The Italian Almanac
Sales signs unfurled in shop windows throughout Italy launched a high tide of shoppers seeking post-holiday season discounts. January 6 marks the day most central and northern regions launch their post-holiday season sales, which are timed by regulation. If the shopping season goes as retailers hope, downtown shopping streets will see bustling crowds over the next weeks, mining for bargains and depleting shops of winter inventories.
Most consumers, or nearly 57%, plan to spend less than 200 euros on the sales, whereas 35.3% have budgeted 200 to 400 euros. Nearly 72% of all Italians currently await sales before replenishing their stocks of clothing, linens and other products, according to the retailers' association Confcommercio. That is up from 51% in 2008, before the full onset of the economic crisis.
"Even this year, the tail of the crisis became evident in the field of fashion, with performance for the autumn-winter season that is certainly not brilliant," said Renato Borghi, president of Federmoda-Confcommercio. "As a consequence, stocks of unsold stores are high and the offer for bargain hunters very large, both for variety and quality of products. We expect higher than average discounts of 40%".

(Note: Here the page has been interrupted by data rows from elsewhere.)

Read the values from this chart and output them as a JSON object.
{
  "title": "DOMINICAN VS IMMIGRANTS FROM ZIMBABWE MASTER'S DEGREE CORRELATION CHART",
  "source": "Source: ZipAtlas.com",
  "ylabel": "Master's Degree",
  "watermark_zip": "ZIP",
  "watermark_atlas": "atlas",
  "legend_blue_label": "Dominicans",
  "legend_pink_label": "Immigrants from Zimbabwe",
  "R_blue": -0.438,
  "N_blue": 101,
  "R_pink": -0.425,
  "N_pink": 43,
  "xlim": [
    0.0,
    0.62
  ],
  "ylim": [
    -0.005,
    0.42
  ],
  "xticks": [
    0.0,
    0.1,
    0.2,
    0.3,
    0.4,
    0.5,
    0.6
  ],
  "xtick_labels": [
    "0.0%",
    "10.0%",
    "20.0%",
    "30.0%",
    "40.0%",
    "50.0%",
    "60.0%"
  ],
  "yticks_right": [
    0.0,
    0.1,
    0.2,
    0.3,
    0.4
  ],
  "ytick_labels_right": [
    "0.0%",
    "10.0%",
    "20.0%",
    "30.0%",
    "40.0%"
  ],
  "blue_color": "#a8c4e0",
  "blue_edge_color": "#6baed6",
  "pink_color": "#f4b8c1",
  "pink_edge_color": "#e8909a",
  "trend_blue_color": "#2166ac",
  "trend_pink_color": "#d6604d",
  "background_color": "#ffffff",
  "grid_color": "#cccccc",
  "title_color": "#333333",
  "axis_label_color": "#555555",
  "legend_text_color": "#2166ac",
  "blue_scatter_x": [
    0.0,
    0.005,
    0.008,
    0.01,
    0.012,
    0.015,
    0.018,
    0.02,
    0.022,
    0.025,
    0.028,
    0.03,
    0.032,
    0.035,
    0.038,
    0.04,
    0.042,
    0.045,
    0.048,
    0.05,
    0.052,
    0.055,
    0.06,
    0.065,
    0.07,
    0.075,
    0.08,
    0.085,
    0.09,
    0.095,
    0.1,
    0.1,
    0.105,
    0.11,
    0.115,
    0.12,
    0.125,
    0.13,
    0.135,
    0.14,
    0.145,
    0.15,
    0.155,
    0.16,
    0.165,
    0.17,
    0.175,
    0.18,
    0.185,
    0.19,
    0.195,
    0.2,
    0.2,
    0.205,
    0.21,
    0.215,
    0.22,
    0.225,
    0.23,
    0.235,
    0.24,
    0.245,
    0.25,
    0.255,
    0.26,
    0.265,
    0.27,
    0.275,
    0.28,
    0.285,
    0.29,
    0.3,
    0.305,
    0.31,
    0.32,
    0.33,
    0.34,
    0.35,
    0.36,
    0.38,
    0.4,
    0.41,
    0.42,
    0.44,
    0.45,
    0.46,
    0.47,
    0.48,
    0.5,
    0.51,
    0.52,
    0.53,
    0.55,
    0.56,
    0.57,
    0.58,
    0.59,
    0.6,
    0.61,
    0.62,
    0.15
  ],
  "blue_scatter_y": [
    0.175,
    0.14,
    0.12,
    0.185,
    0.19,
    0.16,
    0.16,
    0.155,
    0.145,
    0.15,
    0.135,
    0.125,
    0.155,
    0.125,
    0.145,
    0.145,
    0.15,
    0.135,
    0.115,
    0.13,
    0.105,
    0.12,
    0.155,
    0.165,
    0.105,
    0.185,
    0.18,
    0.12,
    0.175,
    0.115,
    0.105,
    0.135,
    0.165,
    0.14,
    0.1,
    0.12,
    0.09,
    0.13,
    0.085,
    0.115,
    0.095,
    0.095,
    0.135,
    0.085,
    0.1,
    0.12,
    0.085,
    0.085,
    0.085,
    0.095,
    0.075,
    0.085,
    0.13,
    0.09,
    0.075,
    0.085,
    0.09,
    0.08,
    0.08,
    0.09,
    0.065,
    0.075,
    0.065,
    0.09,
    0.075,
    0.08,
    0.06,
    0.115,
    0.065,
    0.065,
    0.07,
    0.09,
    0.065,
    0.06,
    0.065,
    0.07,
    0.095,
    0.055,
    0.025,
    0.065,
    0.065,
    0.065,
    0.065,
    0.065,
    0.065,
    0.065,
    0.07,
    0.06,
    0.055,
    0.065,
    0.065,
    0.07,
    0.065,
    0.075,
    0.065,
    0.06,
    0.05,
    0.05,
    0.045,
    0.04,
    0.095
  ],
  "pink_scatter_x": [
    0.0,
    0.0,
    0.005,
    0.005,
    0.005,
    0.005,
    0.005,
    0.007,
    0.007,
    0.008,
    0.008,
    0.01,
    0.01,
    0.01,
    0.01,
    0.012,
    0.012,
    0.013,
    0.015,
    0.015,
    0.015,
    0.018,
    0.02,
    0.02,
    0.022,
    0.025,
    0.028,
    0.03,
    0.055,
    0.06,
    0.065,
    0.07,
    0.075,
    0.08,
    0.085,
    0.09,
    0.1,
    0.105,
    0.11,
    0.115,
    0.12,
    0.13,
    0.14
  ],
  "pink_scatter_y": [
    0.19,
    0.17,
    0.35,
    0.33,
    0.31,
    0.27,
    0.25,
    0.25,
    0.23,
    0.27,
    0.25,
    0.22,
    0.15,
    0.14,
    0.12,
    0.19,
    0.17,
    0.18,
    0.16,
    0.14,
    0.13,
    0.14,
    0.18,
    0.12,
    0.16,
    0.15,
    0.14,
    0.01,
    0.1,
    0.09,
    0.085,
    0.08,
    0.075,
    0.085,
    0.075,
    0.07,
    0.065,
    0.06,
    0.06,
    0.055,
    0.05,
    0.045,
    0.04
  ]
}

Almost all retailers, or 98.2%, plan to apply discounts of less than 50% to their merchandise, but a hefty 42.2% of them will see markdowns of 30% to 40%. As a rule, the smaller the shop, the greater the discount, reports Confcommercio.
In Italy, regulated seasonal retail sales commence twice a year: the first week of January and the first Saturday in July. The winter sales sweep from south to north with staggered dates. Antitrust authorities recently ruled that the popular practice of pre-season sales reserved for specific groups of consumers (e.g. by invitation only) must be eliminated.